Imagem: Eduardo Travassos/DP/D.A Press - Reprodução YouTube

Por AD Luna - ad.luna@gmail.com

Essa foi uma das alegações proferidas pelo Mestre Camarão em entrevista realizada em junho de 2013, para o Pernambuco.com, em vídeo que pode ser assistido abaixo. Nascido em Brejo da Madre de Deus, no Agreste de Pernambuco, ele faleceu aos 74 anos nesta terça (21/4), no Recife, por conta de problemas associados a complicações cardíacas e renais. A preocupação de Reginaldo Alves Ferreira, seu nome de batismo, é compartilhada por outros músicos e amantes do forró "pé de serra". 

O ritmo tem sido preterido, nos últimos anos, dos grandes palcos de festejos juninos que ocorrem em cidades como Caruaru (PE) e Campina Grande (PB). No seu lugar, as prefeituras e organizadores dão destaque a artistas tidos como alienígenas ao meio. “Sou patrimônio vivo da cultura. Gente como eu deveria ter preferência nas programações”, desabafa. “O que Luan Santana tem a ver com São João de Caruaru e com o forró?”, indagou Camarão, em reportagem sobre a sanfona publicada no Diario de Pernambuco.

Camarão começou a se interessar por música assistindo ao pai e outros músicos tocarem. "A partir daí, comecei a estudar sozinho. Também trabalhei no rádio por um tempo, o que me ajudou a pegar muitas informações”, me disse, à época.

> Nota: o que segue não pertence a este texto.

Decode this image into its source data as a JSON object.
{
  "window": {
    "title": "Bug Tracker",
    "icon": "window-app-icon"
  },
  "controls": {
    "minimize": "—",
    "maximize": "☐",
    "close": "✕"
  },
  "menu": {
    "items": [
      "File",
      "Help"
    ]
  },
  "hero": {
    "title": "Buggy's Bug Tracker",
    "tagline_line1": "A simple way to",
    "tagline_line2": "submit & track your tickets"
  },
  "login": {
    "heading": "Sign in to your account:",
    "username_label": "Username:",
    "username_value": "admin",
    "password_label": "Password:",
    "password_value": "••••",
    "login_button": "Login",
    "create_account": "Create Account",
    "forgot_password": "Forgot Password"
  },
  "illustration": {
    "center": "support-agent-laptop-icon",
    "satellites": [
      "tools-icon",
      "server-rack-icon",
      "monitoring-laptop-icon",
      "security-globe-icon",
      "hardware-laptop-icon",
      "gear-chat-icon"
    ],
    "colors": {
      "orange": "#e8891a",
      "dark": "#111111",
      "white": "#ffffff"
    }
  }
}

Ele teve trocou experiências e informações com outros mestres da sanfona, a exemplo de Sivuca, Hermeto Pascoal, Julinho do Acordeon e Luiz Gonzaga. O Rei do Baião chegou a produzir os dois primeiros álbuns da Banda do Camarão, considerada o primeiro grupo de forró do Brasil. Ao mesmo tempo que reclamava do pouco espaço dado ao "forró tradicional" nos grandes eventos, Camarão se regozijava pelo fato de dar aulas, na Escola Acordeon de Ouro, criada por ele no bairro de Areias, no Recife. “Recebo gente de todas as idades e vejo jovens se interessando pela sanfona”.

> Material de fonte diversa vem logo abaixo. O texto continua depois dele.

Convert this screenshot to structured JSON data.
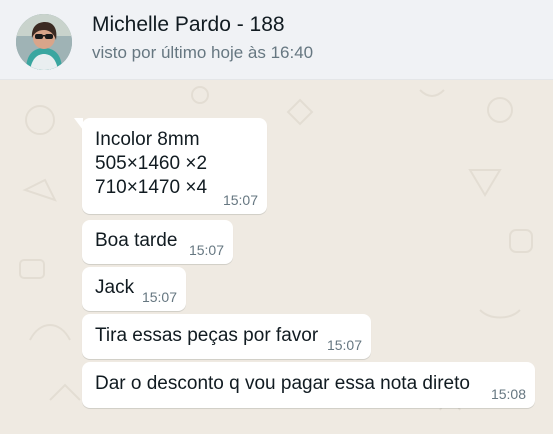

O velho mestre lamenta o número reduzido de apresentações marcadas nesta época festiva. “No ano passado (2012), fiz mais shows”, reclama. Em seguida, emenda: “Sou patrimônio vivo da cultura. Gente como eu deveria ter preferência nas programações”, desabafa. “O que Luan Santana tem a ver com São João de Caruaru e com o forró?”, indaga.